The two remaining films, on the other hand, offer more spirited and encouraging scenarios. The Bag of Flour (Le Sac de Farine), by Kadija Leclere, introduces a significant change in the narratives of emigration that usually operate by mapping the insertion of non-western natives in their former European metropolis. Here, on the contrary, the protagonist is a 10 year-old girl of Moroccan origin living in a Belgian catholic orphanage who, all of a sudden, is kidnapped by her father and returned to the familiar village of her relatives in Africa. That said, the plot (freely inspired by the director’s experience) looks like more of a design for an anthropological experiment. Sarah sees herself forced to abandon her religious faith and western education while assimilated into a new, somehow hostile society. As time goes by, this will make her a reluctant youth, involved with her college classmates in the student protests that put the country on the world map (we are in 1984, year of the Awbach Revolt). But she also becomes a resourceful maiden that makes the most of her impressive skills in knitting, making a typical female job a way to emancipation, which she finally achieves by escaping and heading back to Belgium. Friends, loves and family are left behind, together with the harrowing vision of her mad mother turned into a social pariah, a ghost of a creature, resentful and violent, embodying the alienation, vulnerability and debasement of her fellow women. The Bag of Flour is a round-trip to the origins, paradoxically depicting both the reconciliation and breaking up of its protagonist with a world where she cannot integrate, neither rational nor sentimentally.

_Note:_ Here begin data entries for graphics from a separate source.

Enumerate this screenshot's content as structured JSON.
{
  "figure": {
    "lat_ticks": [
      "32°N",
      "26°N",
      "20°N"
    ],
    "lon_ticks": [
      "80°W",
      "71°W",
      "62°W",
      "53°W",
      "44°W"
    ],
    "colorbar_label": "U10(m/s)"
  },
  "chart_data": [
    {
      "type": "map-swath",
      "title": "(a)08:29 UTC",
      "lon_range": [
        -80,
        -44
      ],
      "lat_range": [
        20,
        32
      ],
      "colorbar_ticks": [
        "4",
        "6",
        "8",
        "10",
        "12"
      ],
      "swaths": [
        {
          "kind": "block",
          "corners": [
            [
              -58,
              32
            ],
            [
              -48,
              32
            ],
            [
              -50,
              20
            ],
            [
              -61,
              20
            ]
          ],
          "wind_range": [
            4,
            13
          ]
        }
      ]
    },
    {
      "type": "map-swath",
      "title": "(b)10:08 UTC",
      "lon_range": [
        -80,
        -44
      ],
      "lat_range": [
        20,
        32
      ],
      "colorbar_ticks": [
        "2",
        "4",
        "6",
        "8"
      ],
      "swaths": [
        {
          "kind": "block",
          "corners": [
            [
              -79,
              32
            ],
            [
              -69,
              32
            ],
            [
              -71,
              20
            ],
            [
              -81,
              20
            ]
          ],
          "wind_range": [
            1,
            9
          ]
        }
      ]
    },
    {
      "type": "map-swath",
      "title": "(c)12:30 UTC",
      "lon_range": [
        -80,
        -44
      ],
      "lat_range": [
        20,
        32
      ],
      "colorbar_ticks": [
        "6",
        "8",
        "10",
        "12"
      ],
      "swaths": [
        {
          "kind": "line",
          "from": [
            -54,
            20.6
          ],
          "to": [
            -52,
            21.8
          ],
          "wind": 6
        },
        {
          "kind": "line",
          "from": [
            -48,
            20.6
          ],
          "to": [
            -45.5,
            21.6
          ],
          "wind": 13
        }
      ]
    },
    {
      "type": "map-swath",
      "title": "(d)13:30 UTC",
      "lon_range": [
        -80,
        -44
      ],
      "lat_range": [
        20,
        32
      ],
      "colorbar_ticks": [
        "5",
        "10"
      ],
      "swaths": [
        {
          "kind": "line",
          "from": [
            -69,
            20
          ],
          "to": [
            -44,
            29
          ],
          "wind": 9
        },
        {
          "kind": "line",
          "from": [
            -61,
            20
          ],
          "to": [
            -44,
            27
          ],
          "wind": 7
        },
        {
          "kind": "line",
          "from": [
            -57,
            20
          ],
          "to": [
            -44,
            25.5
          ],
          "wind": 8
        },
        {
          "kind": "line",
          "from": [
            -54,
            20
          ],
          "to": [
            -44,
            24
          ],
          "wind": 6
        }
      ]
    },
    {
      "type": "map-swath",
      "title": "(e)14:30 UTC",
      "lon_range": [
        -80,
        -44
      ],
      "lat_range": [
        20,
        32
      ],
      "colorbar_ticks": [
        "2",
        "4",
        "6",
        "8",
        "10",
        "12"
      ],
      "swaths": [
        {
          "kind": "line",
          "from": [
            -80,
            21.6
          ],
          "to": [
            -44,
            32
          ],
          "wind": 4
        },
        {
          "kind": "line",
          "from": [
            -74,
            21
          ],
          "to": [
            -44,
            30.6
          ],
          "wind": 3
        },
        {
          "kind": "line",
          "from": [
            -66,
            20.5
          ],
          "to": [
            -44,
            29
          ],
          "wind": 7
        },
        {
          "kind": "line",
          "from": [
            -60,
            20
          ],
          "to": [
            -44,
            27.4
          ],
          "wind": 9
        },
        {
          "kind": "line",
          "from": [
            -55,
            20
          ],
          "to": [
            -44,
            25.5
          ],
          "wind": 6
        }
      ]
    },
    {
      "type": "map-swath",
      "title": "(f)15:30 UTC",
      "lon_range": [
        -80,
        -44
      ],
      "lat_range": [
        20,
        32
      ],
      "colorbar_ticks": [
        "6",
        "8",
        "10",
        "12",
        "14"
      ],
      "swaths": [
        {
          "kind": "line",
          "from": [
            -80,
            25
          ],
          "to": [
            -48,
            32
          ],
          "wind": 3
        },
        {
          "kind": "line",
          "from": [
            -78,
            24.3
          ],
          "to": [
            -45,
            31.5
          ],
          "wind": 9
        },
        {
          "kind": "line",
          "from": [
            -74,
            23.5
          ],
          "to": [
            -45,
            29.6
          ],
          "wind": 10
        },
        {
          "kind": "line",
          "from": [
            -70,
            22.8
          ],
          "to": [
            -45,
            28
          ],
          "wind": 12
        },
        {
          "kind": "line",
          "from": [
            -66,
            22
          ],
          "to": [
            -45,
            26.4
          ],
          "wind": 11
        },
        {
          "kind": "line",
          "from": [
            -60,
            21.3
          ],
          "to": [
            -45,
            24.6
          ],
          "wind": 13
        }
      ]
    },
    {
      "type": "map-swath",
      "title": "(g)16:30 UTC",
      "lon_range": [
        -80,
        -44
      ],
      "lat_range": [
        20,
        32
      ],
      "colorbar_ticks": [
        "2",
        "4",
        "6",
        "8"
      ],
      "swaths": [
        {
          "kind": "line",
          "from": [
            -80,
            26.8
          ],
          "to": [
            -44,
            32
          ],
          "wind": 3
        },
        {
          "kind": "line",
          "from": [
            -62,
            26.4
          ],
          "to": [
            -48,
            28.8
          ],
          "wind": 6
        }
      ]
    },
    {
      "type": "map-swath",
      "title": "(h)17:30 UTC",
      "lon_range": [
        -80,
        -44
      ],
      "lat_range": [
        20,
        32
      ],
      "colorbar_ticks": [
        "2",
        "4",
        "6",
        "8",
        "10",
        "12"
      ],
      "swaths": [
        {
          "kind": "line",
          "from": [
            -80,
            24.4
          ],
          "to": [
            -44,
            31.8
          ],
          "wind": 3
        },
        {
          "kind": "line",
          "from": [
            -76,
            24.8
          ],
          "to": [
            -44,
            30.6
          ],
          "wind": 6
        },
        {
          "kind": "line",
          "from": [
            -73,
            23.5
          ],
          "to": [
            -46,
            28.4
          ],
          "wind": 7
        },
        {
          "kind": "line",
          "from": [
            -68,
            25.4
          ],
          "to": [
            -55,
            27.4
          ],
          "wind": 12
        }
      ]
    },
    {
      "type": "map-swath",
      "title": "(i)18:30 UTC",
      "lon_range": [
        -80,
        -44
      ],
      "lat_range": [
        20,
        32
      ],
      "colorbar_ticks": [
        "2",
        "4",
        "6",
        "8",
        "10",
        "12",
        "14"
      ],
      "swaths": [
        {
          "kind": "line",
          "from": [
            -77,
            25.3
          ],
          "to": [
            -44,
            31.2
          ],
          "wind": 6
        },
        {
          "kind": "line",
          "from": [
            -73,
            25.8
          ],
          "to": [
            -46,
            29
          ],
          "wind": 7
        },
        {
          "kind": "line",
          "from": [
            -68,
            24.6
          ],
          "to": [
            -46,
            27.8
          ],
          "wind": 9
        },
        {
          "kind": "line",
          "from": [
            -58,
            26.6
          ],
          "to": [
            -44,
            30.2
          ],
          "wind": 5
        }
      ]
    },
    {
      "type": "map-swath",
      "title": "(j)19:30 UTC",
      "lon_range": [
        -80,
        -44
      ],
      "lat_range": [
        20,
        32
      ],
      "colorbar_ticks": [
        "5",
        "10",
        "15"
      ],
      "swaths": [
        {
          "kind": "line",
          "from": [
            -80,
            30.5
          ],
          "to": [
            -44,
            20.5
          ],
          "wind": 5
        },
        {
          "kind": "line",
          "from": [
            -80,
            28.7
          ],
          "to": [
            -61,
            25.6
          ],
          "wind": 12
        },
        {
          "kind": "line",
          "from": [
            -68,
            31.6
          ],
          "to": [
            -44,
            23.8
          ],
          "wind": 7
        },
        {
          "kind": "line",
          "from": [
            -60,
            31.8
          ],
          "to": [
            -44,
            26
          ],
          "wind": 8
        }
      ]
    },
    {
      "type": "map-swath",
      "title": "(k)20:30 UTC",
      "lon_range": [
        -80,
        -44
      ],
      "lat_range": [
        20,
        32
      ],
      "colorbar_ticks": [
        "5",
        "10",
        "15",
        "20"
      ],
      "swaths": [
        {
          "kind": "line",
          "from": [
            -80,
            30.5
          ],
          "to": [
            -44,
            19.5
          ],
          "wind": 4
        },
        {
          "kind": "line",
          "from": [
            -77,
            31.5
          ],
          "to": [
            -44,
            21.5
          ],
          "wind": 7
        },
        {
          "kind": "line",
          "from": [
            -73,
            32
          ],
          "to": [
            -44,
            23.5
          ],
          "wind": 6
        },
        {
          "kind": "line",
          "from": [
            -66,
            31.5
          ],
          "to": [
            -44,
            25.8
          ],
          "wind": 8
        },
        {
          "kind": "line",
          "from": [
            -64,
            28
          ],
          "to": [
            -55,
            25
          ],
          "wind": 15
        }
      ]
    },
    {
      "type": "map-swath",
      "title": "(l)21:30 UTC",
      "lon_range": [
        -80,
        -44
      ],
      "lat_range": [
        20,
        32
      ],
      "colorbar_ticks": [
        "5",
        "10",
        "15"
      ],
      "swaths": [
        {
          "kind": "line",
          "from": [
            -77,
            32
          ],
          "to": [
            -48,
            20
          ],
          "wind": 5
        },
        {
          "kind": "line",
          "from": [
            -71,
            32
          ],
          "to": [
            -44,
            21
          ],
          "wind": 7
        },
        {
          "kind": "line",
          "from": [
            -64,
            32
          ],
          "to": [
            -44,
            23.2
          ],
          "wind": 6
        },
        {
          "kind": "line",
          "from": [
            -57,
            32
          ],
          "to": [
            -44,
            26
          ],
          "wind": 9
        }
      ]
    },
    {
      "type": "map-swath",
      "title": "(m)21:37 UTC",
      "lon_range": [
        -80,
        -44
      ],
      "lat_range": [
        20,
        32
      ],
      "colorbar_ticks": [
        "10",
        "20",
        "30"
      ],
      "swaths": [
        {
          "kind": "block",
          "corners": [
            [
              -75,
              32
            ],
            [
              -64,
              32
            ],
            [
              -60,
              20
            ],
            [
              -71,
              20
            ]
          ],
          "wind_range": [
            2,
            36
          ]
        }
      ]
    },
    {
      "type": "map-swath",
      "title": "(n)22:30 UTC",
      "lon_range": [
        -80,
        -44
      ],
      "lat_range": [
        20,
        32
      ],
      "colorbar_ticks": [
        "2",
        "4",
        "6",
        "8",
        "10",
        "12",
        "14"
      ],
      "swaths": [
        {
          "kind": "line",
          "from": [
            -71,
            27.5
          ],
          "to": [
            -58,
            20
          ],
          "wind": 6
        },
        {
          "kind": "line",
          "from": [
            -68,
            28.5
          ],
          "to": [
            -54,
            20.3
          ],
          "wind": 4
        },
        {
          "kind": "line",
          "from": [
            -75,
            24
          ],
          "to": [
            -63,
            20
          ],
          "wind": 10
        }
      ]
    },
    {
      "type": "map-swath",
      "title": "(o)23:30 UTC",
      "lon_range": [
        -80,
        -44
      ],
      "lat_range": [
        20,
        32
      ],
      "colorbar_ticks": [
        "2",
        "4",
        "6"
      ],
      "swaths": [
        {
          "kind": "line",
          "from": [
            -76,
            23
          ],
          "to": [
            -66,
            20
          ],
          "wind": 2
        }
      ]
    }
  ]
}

The last film is probably riskier and denser as the rhetoric of female liberation gets complicated by generational issues and the context of diaspora where the action takes place. Halal Butcher Shop (Boucherie Halal), by Babek Aliassa, is set in a traditional butcher’s shop in Montreal owned by a young couple, Hedi and Jamila, who fight their way ahead while at the same time trying to conceive a child. The latter will finally turn out to be impossible as medical exams declare Jamila sterile, though the news finds the couple closer than ever. This is until the arrival of Sidi Sheik, Hedi’s father, who not only turns the back room into a mosque where he preaches rampant fundamentalism, but also meddles in the couple’s private life, forcing their divorce with the argument that Jamila’s sterility is an insurmountable obstacle before the Muslim Law which, according to his words, considers women as a simple device of mass human reproduction. Divided between obedience to the father and love for Jamila, Hedi tries to please both of them, hoping that his father will leave soon. However, when it finally happens, Hedi will be facing a double tragedy. First, the loss of Jamila, who having found consolation in a friend and neighbor momentarily separated from her husband, goes away with a newborn girl that the woman has put in Jamila’s arms. Now a single mother, Jamila fulfills the dreams of freedom of her friend, who soon will find herself back home, persuaded by a supposedly repentant husband. Second, while involved in a desperate plan to free his father, incarcerated for religious agitation and terrorist links in the past, Hedi will also be chased and arrested by the police. Although the film presents some unlikely moments (e.g., a makeshift childbirth over the spotless blankets of an hotel room) and certain characters are barely sketched, the contrast between Hedi and Jamila is all the more productive and powerful in the light of an emancipation discourse that confronts rebellious women to hesitating men, paralyzed by a demanding, uncompromising and castrating tradition. Hedi, like Osmar in When the Fire Burns, becomes unable to overcome a male status (as defined by honor, filial devotion) that embodies obligations contracted as hegemonic subject, while women like Ayse or Jamila ultimately find freedom in death or renounce in a world that denies their human condition.